Jangan Sembarangan Sematkan Gelar Pahlawan!

- Selasa, 20 Mei 2025 | 08:00 WIB
Jangan Sembarangan Sematkan Gelar Pahlawan!


Penganugerahan gelar Pahlawan Nasional butuh kajian panjang yang melibatkan pakar sejarah. Penetapannya tidak bisa sembarangan, karena gelar pahlawan punya makna khusus bagi yang menyandang.

Begitu yang disampaikan pengamat politik dari Motion Cipta (MC) Matrix, Wildan Hakim, merespons isu diberikannya gelar Pahlawan Nasional kepada Presiden ke-2, Soeharto.

"Prinsip kehati-hatian ini harus diikuti dengan pertimbangan kelayakan dan kepantasan agar tak sembarang tokoh kelak digelari pahlawan," kata Wildan kepada RMOL, Selasa, 20 Mei 2025.

Wildan mengatakan, prinsip dan aturan yang jelas dalam penganugerahan gelar pahlawan menjadi makin penting seiring munculnya polemik tentang rencana pemberian gelar pahlawan kepada Soeharto. Apabila gelar pahlawan diberikan kepada Soeharto, ada kemungkinan Presiden Indonesia yang lain bisa mendapat gelar serupa untuk memperkuat ingatan publik tentang sosoknya.

"Bisa saja, Presiden Indonesia setelah Soeharto nanti dipertimbangkan mendapat gelar pahlawan. Kalau sudah demikian, pemberian gelar pahlawan akan menjadi komoditas politik," tutur Wildan.

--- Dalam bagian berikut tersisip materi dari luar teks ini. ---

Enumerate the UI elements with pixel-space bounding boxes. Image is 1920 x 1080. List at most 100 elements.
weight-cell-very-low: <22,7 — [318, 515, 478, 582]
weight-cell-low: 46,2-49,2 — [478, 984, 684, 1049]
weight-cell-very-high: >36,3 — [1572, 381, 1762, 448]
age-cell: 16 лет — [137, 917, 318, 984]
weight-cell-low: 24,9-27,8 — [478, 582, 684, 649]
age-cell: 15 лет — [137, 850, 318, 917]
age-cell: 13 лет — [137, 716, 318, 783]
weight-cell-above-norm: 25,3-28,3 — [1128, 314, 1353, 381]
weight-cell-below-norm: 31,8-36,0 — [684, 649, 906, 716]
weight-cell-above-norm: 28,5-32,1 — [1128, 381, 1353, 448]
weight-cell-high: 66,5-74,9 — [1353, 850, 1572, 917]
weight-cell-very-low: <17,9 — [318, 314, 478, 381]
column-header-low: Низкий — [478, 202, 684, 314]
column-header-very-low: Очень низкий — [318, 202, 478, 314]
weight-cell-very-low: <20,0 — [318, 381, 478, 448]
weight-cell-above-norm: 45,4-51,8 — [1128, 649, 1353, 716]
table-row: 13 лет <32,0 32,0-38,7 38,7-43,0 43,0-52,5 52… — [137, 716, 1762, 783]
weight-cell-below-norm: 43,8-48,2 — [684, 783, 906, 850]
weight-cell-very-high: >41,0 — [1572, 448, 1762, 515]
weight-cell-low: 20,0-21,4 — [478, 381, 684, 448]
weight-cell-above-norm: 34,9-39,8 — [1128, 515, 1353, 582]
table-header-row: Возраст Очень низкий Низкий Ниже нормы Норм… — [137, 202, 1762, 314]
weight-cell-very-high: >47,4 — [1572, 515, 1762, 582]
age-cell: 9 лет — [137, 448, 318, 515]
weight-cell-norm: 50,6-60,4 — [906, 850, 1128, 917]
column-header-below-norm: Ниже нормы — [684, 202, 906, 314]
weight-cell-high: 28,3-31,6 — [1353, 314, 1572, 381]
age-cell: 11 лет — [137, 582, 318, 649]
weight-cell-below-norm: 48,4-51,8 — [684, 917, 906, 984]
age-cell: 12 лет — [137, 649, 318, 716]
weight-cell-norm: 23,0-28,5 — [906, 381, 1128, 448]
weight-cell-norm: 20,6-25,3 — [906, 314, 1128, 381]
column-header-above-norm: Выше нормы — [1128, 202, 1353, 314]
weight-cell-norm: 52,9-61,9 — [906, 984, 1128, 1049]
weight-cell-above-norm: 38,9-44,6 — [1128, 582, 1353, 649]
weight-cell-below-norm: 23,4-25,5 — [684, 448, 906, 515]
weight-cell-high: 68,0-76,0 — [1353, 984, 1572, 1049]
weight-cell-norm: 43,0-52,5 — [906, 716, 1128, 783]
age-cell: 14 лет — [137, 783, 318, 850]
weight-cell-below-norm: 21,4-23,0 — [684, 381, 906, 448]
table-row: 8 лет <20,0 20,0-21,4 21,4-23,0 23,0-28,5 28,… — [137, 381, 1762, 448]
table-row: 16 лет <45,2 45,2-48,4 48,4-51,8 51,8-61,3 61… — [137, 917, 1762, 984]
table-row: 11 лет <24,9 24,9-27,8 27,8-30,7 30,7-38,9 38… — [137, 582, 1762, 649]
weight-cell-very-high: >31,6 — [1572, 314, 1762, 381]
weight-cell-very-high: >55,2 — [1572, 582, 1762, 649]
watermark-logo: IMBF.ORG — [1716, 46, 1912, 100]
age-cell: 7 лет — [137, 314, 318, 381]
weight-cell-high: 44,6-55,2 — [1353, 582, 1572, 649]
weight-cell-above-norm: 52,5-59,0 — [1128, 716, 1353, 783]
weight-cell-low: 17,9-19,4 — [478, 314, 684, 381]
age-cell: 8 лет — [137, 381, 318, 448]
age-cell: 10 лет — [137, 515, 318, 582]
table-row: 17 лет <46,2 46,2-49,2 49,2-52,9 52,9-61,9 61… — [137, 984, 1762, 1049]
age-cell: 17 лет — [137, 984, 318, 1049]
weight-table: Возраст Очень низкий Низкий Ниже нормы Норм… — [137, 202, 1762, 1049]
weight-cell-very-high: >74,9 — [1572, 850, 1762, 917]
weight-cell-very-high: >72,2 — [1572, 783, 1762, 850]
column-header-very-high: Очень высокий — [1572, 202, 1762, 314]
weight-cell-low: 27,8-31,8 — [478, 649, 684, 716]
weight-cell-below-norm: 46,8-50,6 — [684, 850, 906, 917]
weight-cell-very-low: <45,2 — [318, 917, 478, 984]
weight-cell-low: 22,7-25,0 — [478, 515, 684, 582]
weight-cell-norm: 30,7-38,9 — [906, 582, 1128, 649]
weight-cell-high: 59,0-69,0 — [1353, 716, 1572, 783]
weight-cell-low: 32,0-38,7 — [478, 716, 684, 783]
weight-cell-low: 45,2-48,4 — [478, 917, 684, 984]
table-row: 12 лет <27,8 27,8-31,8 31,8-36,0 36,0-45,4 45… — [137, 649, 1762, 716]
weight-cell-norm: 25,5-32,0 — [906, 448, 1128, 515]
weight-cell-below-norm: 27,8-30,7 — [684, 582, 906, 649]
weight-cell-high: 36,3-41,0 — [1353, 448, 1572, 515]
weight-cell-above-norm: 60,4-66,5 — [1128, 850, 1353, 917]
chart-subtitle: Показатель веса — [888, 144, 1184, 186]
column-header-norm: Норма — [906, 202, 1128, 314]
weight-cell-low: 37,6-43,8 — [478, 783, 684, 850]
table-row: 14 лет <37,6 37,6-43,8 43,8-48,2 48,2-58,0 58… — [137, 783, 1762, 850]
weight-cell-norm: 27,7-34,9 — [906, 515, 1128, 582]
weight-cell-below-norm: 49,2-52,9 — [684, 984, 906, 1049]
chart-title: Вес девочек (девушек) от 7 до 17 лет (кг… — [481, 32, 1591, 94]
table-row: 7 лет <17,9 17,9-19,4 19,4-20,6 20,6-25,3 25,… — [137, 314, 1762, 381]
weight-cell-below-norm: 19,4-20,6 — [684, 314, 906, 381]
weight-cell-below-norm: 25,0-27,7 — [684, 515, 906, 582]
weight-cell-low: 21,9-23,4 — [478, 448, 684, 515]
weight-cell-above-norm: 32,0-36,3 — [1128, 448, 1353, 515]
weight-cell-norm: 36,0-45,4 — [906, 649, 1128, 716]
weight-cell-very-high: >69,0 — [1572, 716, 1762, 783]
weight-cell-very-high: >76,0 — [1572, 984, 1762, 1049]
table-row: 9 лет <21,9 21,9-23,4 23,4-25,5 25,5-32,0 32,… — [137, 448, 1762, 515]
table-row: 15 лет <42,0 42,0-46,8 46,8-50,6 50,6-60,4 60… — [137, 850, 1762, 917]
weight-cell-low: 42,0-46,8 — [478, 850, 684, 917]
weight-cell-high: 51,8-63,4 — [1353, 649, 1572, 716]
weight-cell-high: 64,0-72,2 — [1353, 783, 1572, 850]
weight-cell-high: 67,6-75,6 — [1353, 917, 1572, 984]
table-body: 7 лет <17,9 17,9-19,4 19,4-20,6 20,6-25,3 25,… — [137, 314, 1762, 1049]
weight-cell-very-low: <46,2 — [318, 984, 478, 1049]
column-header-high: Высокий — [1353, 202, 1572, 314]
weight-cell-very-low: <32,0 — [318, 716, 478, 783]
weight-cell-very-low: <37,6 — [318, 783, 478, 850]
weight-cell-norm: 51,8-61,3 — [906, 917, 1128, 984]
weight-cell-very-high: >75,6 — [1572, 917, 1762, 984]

Hal tersebut kata Wildan, sangat dimungkinkan karena pemberian gelar pahlawan melibatkan politisi di Senayan dan politisi yang memiliki jabatan di birokrasi. Seiring pragmatisme berpolitik yang kian kuat, para politisi berusia muda cenderung permisif untuk memberikan gelar pahlawan kepada tokoh yang dianggap populer dan berjasa besar kepada Indonesia.

"Terbuka kemungkinan, pendukung Ibu Megawati mengusulkan agar namanya ditetapkan sebagai pahlawan. Begitu juga dengan pendukung SBY (Susilo Bambang Yudhoyono) dan Joko Widodo bisa menyuarakan ide serupa kepada Menteri Sosial yang sedang menjabat," jelas Wildan.

Dengan kemungkinan seperti itu kata dosen ilmu komunikasi Universitas Al Azhar Indonesia ini, gelar pahlawan tak lagi sakral. Tapi menjadi komoditas politik untuk memvalidasi nama besar seseorang.

"Penggemarnya Presiden Habibie dan Presiden Abdurrahman Wahid banyak, namun tidak terorganisasi dalam jaringan politik. Nama keduanya bisa tidak diusulkan sebagai pahlawan padahal punya kontribusi yang konkret untuk memajukan bangsa ini meski menjabat presiden dalam durasi yang singkat," pungkas Wildan.